This benchmark answers:

1. **Does sentiment add incremental alpha?** Compare A vs C/E
2. **Is hybrid destructive or additive?** Compare A vs E
3. **Is ensemble safer than fusion?** Compare C vs E
4. **Is NLP short-horizon only?** Compare G/5D vs B/21D
5. **Is cross-sectional modeling necessary?** Compare A vs F
6. **Which structure survives production retrain?** Check Prod IC column

In [None]:
# Automated decision summary
print("=" * 60)
print("DECISION SUMMARY")
print("=" * 60)

# Best overall
passing = [r for r in results if r.status == "PASS"]
if passing:
    best = passing[0]  # already sorted by composite
    print("\nBest PASS strategy: %s/%s" % (best.name, best.horizon))
    print("  Composite: %.4f  IC: %.4f  Prod IC: %.4f" % (
        best.composite, best.ic_mean, best.prod_ic))
else:
    print("\nNo strategy achieved PASS status.")
    warning_results = [r for r in results if r.status == "WARN"]
    if warning_results:
        best = warning_results[0]
        print("Best WARN strategy: %s/%s" % (best.name, best.horizon))
        print("  Composite: %.4f  IC: %.4f" % (best.composite, best.ic_mean))

# Key questions
print("\n--- Key Questions ---")

# 1. Sentiment alpha
a_21 = [r for r in results if r.name.startswith("A_") and r.horizon == "21D"]
c_21 = [r for r in results if r.name.startswith("C_") and r.horizon == "21D"]
if a_21 and c_21:
    delta = c_21[0].ic_mean - a_21[0].ic_mean
    verdict = "YES (+%.4f IC)" % delta if delta > 0.005 else "NO (delta=%.4f)" % delta
    print("1. Sentiment adds alpha? %s" % verdict)

# 2. Hybrid vs baseline
e_21 = [r for r in results if r.name.startswith("E_") and r.horizon == "21D"]
if a_21 and e_21:
    delta = e_21[0].ic_mean - a_21[0].ic_mean
    verdict = "ADDITIVE (+%.4f)" % delta if delta > 0 else "DESTRUCTIVE (%.4f)" % delta
    print("2. Hybrid vs LSTM? %s" % verdict)

# 3. Ensemble vs fusion
if c_21 and e_21:
    if c_21[0].ic_mean > e_21[0].ic_mean:
        print("3. Ensemble vs Fusion? ENSEMBLE safer (IC %.4f vs %.4f)" % (
            c_21[0].ic_mean, e_21[0].ic_mean))
    else:
        print("3. Ensemble vs Fusion? FUSION better (IC %.4f vs %.4f)" % (
            e_21[0].ic_mean, c_21[0].ic_mean))

# 4. Short horizon NLP
b_5 = [r for r in results if r.name.startswith("B_") and r.horizon == "5D"]
b_21 = [r for r in results if r.name.startswith("B_") and r.horizon == "21D"]
g_5 = [r for r in results if r.name.startswith("G_") and r.horizon == "5D"]
if b_5 and b_21:
    if b_5[0].ic_mean > b_21[0].ic_mean + 0.005:
        print("4. NLP short-horizon only? YES (5D IC=%.4f > 21D IC=%.4f)" % (
            b_5[0].ic_mean, b_21[0].ic_mean))
    else:
        print("4. NLP short-horizon only? NO (5D IC=%.4f, 21D IC=%.4f)" % (
            b_5[0].ic_mean, b_21[0].ic_mean))

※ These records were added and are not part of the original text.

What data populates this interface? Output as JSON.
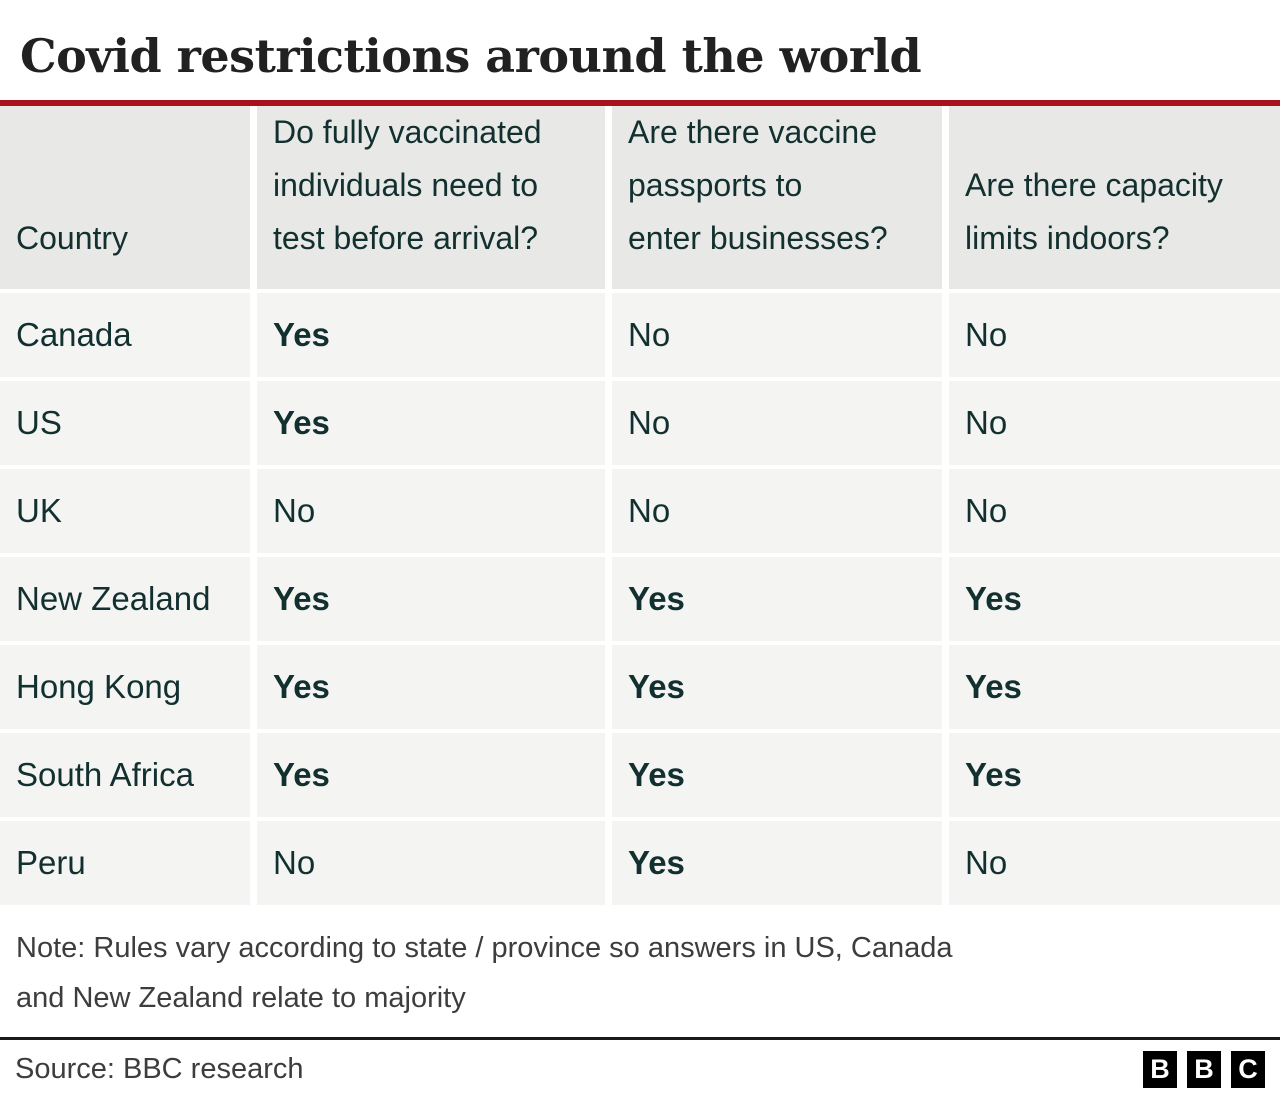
{
  "title": "Covid restrictions around the world",
  "chart_data": {
    "type": "table",
    "title": "Covid restrictions around the world",
    "columns": [
      "Country",
      "Do fully vaccinated\nindividuals need to\ntest before arrival?",
      "Are there vaccine\npassports to\nenter businesses?",
      "Are there capacity\nlimits indoors?"
    ],
    "rows": [
      [
        "Canada",
        "Yes",
        "No",
        "No"
      ],
      [
        "US",
        "Yes",
        "No",
        "No"
      ],
      [
        "UK",
        "No",
        "No",
        "No"
      ],
      [
        "New Zealand",
        "Yes",
        "Yes",
        "Yes"
      ],
      [
        "Hong Kong",
        "Yes",
        "Yes",
        "Yes"
      ],
      [
        "South Africa",
        "Yes",
        "Yes",
        "Yes"
      ],
      [
        "Peru",
        "No",
        "Yes",
        "No"
      ]
    ]
  },
  "note": "Note: Rules vary according to state / province so answers in US, Canada and New Zealand relate to majority",
  "source": "Source: BBC research",
  "logo": {
    "letters": [
      "B",
      "B",
      "C"
    ]
  },
  "colors": {
    "accent_red": "#a8121a",
    "header_bg": "#e8e8e6",
    "row_bg": "#f4f4f3",
    "table_text": "#12302f",
    "note_text": "#3d3d3d",
    "divider": "#1a1a1a"
  }
}
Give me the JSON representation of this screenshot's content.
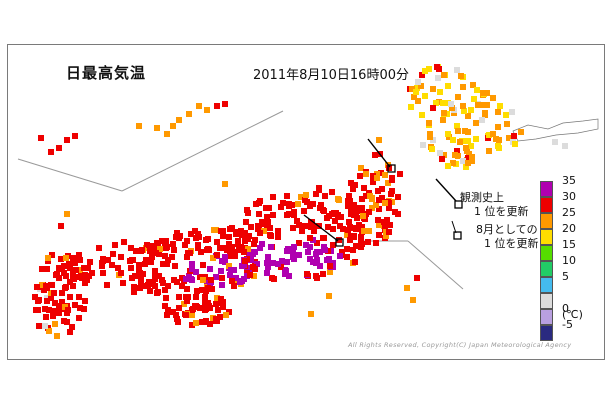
{
  "map": {
    "title": "日最高気温",
    "datetime": "2011年8月10日16時00分",
    "copyright": "All Rights Reserved, Copyright(C) Japan Meteorological Agency"
  },
  "legend": {
    "unit": "(℃)",
    "levels": [
      {
        "label": "35",
        "color": "#b000b0"
      },
      {
        "label": "30",
        "color": "#ee0000"
      },
      {
        "label": "25",
        "color": "#ff9900"
      },
      {
        "label": "20",
        "color": "#ffdd00"
      },
      {
        "label": "15",
        "color": "#55dd00"
      },
      {
        "label": "10",
        "color": "#22cc66"
      },
      {
        "label": "5",
        "color": "#44bbee"
      },
      {
        "label": "",
        "color": "#dcdcdc"
      },
      {
        "label": "0",
        "color": "#b9a0e0"
      },
      {
        "label": "-5",
        "color": "#2a2a80"
      }
    ]
  },
  "notes": {
    "record_all_time": {
      "line1": "観測史上",
      "line2": "1 位を更新"
    },
    "record_august": {
      "line1": "8月としての",
      "line2": "1 位を更新"
    }
  }
}
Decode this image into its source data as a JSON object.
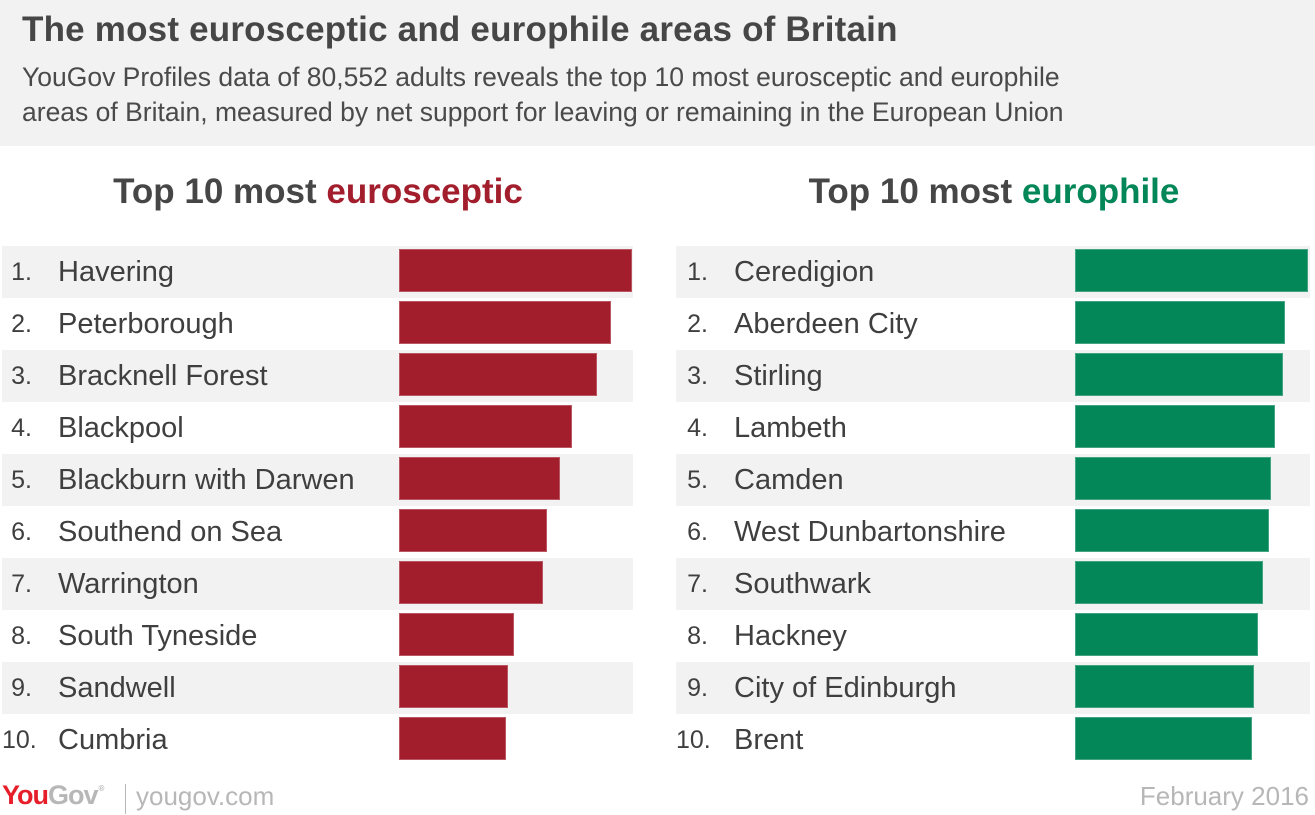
{
  "header": {
    "title": "The most eurosceptic and europhile areas of Britain",
    "subtitle_line1": "YouGov Profiles data of 80,552 adults reveals the top 10 most eurosceptic and europhile",
    "subtitle_line2": "areas of Britain, measured by net support for leaving or remaining in the European Union"
  },
  "colors": {
    "eurosceptic": "#a21e2c",
    "europhile": "#038658",
    "row_shade": "#f2f2f2",
    "header_bg": "#f2f2f2",
    "text": "#3f3f3f",
    "logo_red": "#e61e2a",
    "logo_grey": "#b7b7b7"
  },
  "left_panel": {
    "title_prefix": "Top 10 most ",
    "title_highlight": "eurosceptic",
    "items": [
      {
        "rank": "1.",
        "name": "Havering"
      },
      {
        "rank": "2.",
        "name": "Peterborough"
      },
      {
        "rank": "3.",
        "name": "Bracknell Forest"
      },
      {
        "rank": "4.",
        "name": "Blackpool"
      },
      {
        "rank": "5.",
        "name": "Blackburn with Darwen"
      },
      {
        "rank": "6.",
        "name": "Southend on Sea"
      },
      {
        "rank": "7.",
        "name": "Warrington"
      },
      {
        "rank": "8.",
        "name": "South Tyneside"
      },
      {
        "rank": "9.",
        "name": "Sandwell"
      },
      {
        "rank": "10.",
        "name": "Cumbria"
      }
    ]
  },
  "right_panel": {
    "title_prefix": "Top 10 most ",
    "title_highlight": "europhile",
    "items": [
      {
        "rank": "1.",
        "name": "Ceredigion"
      },
      {
        "rank": "2.",
        "name": "Aberdeen City"
      },
      {
        "rank": "3.",
        "name": "Stirling"
      },
      {
        "rank": "4.",
        "name": "Lambeth"
      },
      {
        "rank": "5.",
        "name": "Camden"
      },
      {
        "rank": "6.",
        "name": "West Dunbartonshire"
      },
      {
        "rank": "7.",
        "name": "Southwark"
      },
      {
        "rank": "8.",
        "name": "Hackney"
      },
      {
        "rank": "9.",
        "name": "City of Edinburgh"
      },
      {
        "rank": "10.",
        "name": "Brent"
      }
    ]
  },
  "footer": {
    "logo_you": "You",
    "logo_gov": "Gov",
    "logo_reg": "®",
    "url": "yougov.com",
    "date": "February 2016"
  },
  "chart_data": [
    {
      "type": "bar",
      "orientation": "horizontal",
      "title": "Top 10 most eurosceptic",
      "categories": [
        "Havering",
        "Peterborough",
        "Bracknell Forest",
        "Blackpool",
        "Blackburn with Darwen",
        "Southend on Sea",
        "Warrington",
        "South Tyneside",
        "Sandwell",
        "Cumbria"
      ],
      "values": [
        233,
        212,
        198,
        173,
        161,
        148,
        144,
        115,
        109,
        107
      ],
      "value_units": "relative bar length (px); no axis or numeric labels shown",
      "color": "#a21e2c",
      "xlabel": "",
      "ylabel": "",
      "grid": false,
      "legend": null
    },
    {
      "type": "bar",
      "orientation": "horizontal",
      "title": "Top 10 most europhile",
      "categories": [
        "Ceredigion",
        "Aberdeen City",
        "Stirling",
        "Lambeth",
        "Camden",
        "West Dunbartonshire",
        "Southwark",
        "Hackney",
        "City of Edinburgh",
        "Brent"
      ],
      "values": [
        233,
        210,
        208,
        200,
        196,
        194,
        188,
        183,
        179,
        177
      ],
      "value_units": "relative bar length (px); no axis or numeric labels shown",
      "color": "#038658",
      "xlabel": "",
      "ylabel": "",
      "grid": false,
      "legend": null
    }
  ]
}
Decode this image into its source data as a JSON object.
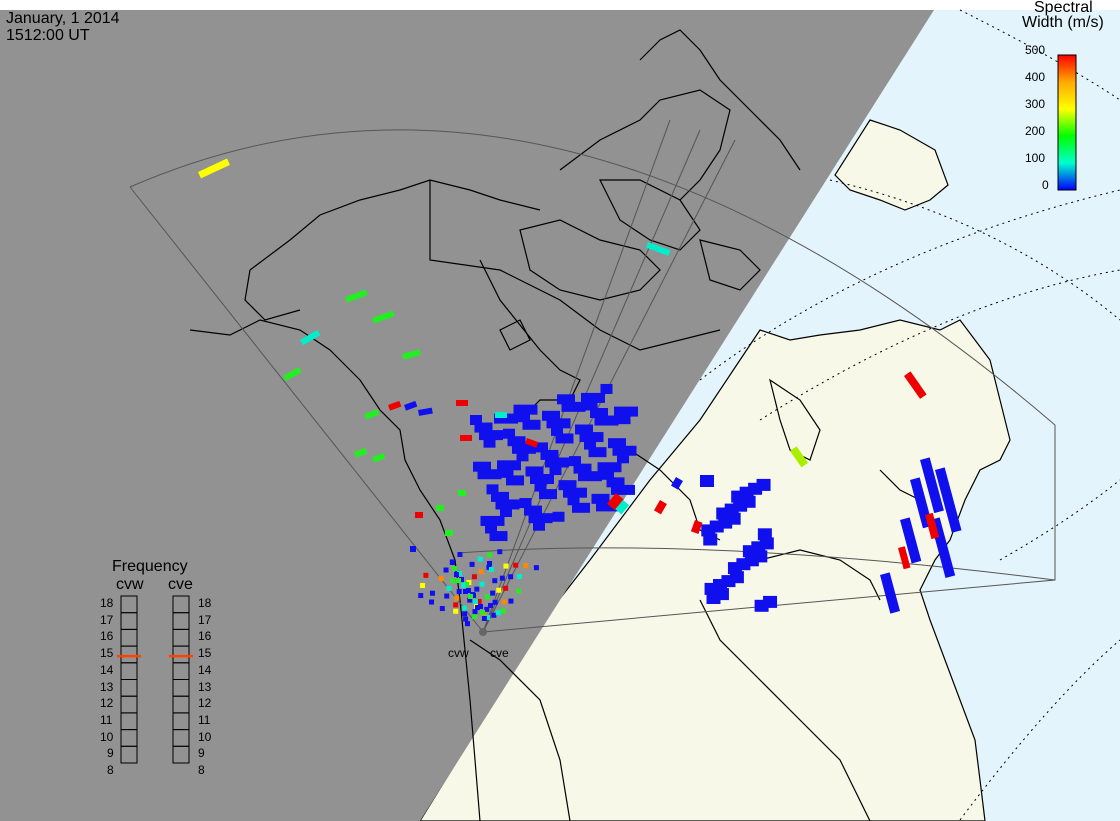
{
  "header": {
    "date": "January, 1 2014",
    "time": "1512:00 UT"
  },
  "legend": {
    "title_line1": "Spectral",
    "title_line2": "Width (m/s)",
    "ticks": [
      "500",
      "400",
      "300",
      "200",
      "100",
      "0"
    ],
    "scale_colors": [
      "#ff0000",
      "#ffaa00",
      "#ffff00",
      "#00ff00",
      "#00ffcc",
      "#0000ff"
    ]
  },
  "frequency_panel": {
    "title": "Frequency",
    "radars": [
      "cvw",
      "cve"
    ],
    "ticks": [
      "18",
      "17",
      "16",
      "15",
      "14",
      "13",
      "12",
      "11",
      "10",
      "9",
      "8"
    ],
    "selected": "15"
  },
  "radars": {
    "west": "cvw",
    "east": "cve"
  },
  "colors": {
    "night": "#929292",
    "land_day": "#f8f8e8",
    "ocean_day": "#e4f4fc",
    "coast": "#000000",
    "fov": "#555555"
  }
}
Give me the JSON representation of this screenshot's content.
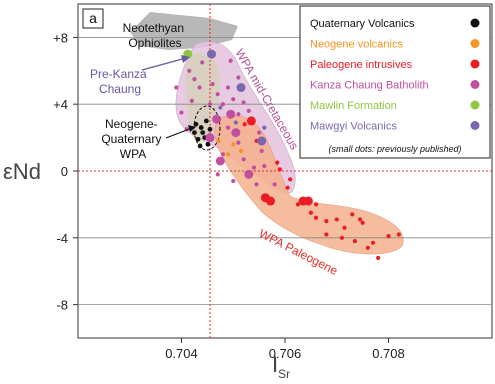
{
  "chart_data": {
    "type": "scatter",
    "panel_label": "a",
    "xlabel_main": "I",
    "xlabel_sub": "Sr",
    "ylabel": "εNd",
    "xlim": [
      0.702,
      0.71
    ],
    "ylim": [
      -10,
      10
    ],
    "x_ticks": [
      0.704,
      0.706,
      0.708
    ],
    "x_tick_labels": [
      "0.704",
      "0.706",
      "0.708"
    ],
    "y_ticks": [
      8,
      4,
      0,
      -4,
      -8
    ],
    "y_tick_labels": [
      "+8",
      "+4",
      "0",
      "-4",
      "-8"
    ],
    "grid": "horizontal lines at +8, +4, -4, -8",
    "reference_lines": {
      "x": 0.70455,
      "y": 0
    },
    "legend_position": "top-right",
    "legend_note": "(small dots: previously published)",
    "series": [
      {
        "name": "Quaternary Volcanics",
        "color": "#111111",
        "points": [
          [
            0.70425,
            2.3
          ],
          [
            0.70432,
            1.9
          ],
          [
            0.70438,
            2.6
          ],
          [
            0.70445,
            2.0
          ],
          [
            0.70451,
            1.6
          ],
          [
            0.70428,
            2.8
          ],
          [
            0.70441,
            2.3
          ],
          [
            0.70455,
            2.5
          ],
          [
            0.70448,
            3.0
          ],
          [
            0.70436,
            1.5
          ],
          [
            0.70458,
            1.9
          ]
        ]
      },
      {
        "name": "Neogene volcanics",
        "color": "#f7941d",
        "points": [
          [
            0.70472,
            1.8
          ],
          [
            0.7049,
            1.0
          ],
          [
            0.705,
            1.6
          ],
          [
            0.70515,
            1.2
          ]
        ]
      },
      {
        "name": "Paleogene intrusives",
        "color": "#ed1c24",
        "big": [
          [
            0.70535,
            3.0
          ],
          [
            0.70635,
            -1.8
          ],
          [
            0.70645,
            -1.8
          ],
          [
            0.70562,
            -1.6
          ],
          [
            0.70572,
            -1.8
          ]
        ],
        "points": [
          [
            0.70522,
            2.8
          ],
          [
            0.70545,
            1.8
          ],
          [
            0.70585,
            0.5
          ],
          [
            0.7061,
            -0.5
          ],
          [
            0.70625,
            -2.0
          ],
          [
            0.7065,
            -2.5
          ],
          [
            0.7066,
            -2.8
          ],
          [
            0.7068,
            -3.0
          ],
          [
            0.707,
            -2.9
          ],
          [
            0.70715,
            -3.4
          ],
          [
            0.7073,
            -2.6
          ],
          [
            0.7075,
            -3.1
          ],
          [
            0.70735,
            -4.2
          ],
          [
            0.7076,
            -4.6
          ],
          [
            0.7078,
            -5.2
          ],
          [
            0.7077,
            -4.3
          ],
          [
            0.708,
            -3.9
          ],
          [
            0.7082,
            -3.8
          ],
          [
            0.7068,
            -3.8
          ],
          [
            0.7071,
            -4.0
          ],
          [
            0.70745,
            -2.9
          ],
          [
            0.7066,
            -2.0
          ],
          [
            0.70605,
            -1.0
          ],
          [
            0.7059,
            0.1
          ]
        ]
      },
      {
        "name": "Kanza Chaung Batholith",
        "color": "#c0509f",
        "big": [
          [
            0.70468,
            3.1
          ],
          [
            0.70455,
            2.0
          ],
          [
            0.70495,
            3.4
          ],
          [
            0.70475,
            0.6
          ],
          [
            0.70505,
            2.3
          ],
          [
            0.7053,
            -0.2
          ]
        ],
        "points": [
          [
            0.7039,
            5.0
          ],
          [
            0.704,
            3.5
          ],
          [
            0.7041,
            2.5
          ],
          [
            0.70415,
            6.0
          ],
          [
            0.70425,
            5.5
          ],
          [
            0.70435,
            5.0
          ],
          [
            0.7046,
            5.2
          ],
          [
            0.7047,
            4.6
          ],
          [
            0.7048,
            4.0
          ],
          [
            0.7049,
            5.0
          ],
          [
            0.705,
            4.3
          ],
          [
            0.7051,
            3.4
          ],
          [
            0.7052,
            4.1
          ],
          [
            0.7053,
            3.6
          ],
          [
            0.7055,
            2.3
          ],
          [
            0.70555,
            1.2
          ],
          [
            0.7056,
            0.3
          ],
          [
            0.70545,
            -0.8
          ],
          [
            0.7054,
            0.2
          ],
          [
            0.7052,
            0.7
          ],
          [
            0.7051,
            1.7
          ],
          [
            0.7049,
            2.6
          ],
          [
            0.7048,
            1.0
          ],
          [
            0.7047,
            -0.2
          ],
          [
            0.705,
            -0.6
          ],
          [
            0.7058,
            -0.8
          ],
          [
            0.7042,
            4.2
          ],
          [
            0.7044,
            6.5
          ],
          [
            0.70455,
            4.0
          ],
          [
            0.70495,
            6.6
          ],
          [
            0.7051,
            5.6
          ]
        ]
      },
      {
        "name": "Mawlin Formation",
        "color": "#8dc63f",
        "big": [
          [
            0.70412,
            7.0
          ]
        ],
        "points": []
      },
      {
        "name": "Mawgyi Volcanics",
        "color": "#7b67b0",
        "big": [
          [
            0.70458,
            7.0
          ],
          [
            0.70515,
            5.0
          ],
          [
            0.70555,
            1.8
          ]
        ],
        "points": [
          [
            0.70475,
            3.8
          ],
          [
            0.70505,
            2.9
          ],
          [
            0.7056,
            2.6
          ]
        ]
      }
    ],
    "fields": [
      {
        "name": "Neotethyan Ophiolites",
        "fill": "#b8b8b8"
      },
      {
        "name": "WPA mid-Cretaceous",
        "fill": "#e3c2dd"
      },
      {
        "name": "WPA Paleogene",
        "fill": "#f5b08d"
      },
      {
        "name": "Neogene-Quaternary WPA"
      }
    ],
    "annotations": [
      {
        "text_lines": [
          "Neotethyan",
          "Ophiolites"
        ],
        "color": "#111111"
      },
      {
        "text_lines": [
          "Pre-Kanza",
          "Chaung"
        ],
        "color": "#6a55a6"
      },
      {
        "text_lines": [
          "Neogene-",
          "Quaternary",
          "WPA"
        ],
        "color": "#111111"
      },
      {
        "text_lines": [
          "WPA mid-Cretaceous"
        ],
        "color": "#b5509a"
      },
      {
        "text_lines": [
          "WPA Paleogene"
        ],
        "color": "#e2302b"
      }
    ]
  }
}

# 5. Cross-sectional attention
f_21 = [r for r in results if r.name.startswith("F_") and r.horizon == "21D"]
if a_21 and f_21:
    delta = f_21[0].ic_mean - a_21[0].ic_mean
    verdict = "YES (+%.4f)" % delta if delta > 0.005 else "NO (delta=%.4f)" % delta
    print("5. Cross-sectional attention helps? %s" % verdict)

# 6. Production survival
print("\n--- Production Survival ---")
for r in results:
    if r.ic_mean > 0 and r.prod_ic > 0:
        ratio = r.prod_ic / r.ic_mean if r.ic_mean > 1e-8 else 0
        survived = "SURVIVED" if ratio >= 0.9 else "DEGRADED"
        print("  %s/%s: WF IC=%.4f -> Prod IC=%.4f (%.0f%%) [%s]" % (
            r.name, r.horizon, r.ic_mean, r.prod_ic, ratio * 100, survived))

# Final recommendation
print("\n" + "=" * 60)
if passing:
    print("RECOMMENDATION: Deploy %s" % best.name)
elif warning_results:
    print("RECOMMENDATION: Cautiously deploy %s (WARN status)" % warning_results[0].name)
else:
    print("RECOMMENDATION: No viable strategy. Review data/features.")
print("=" * 60)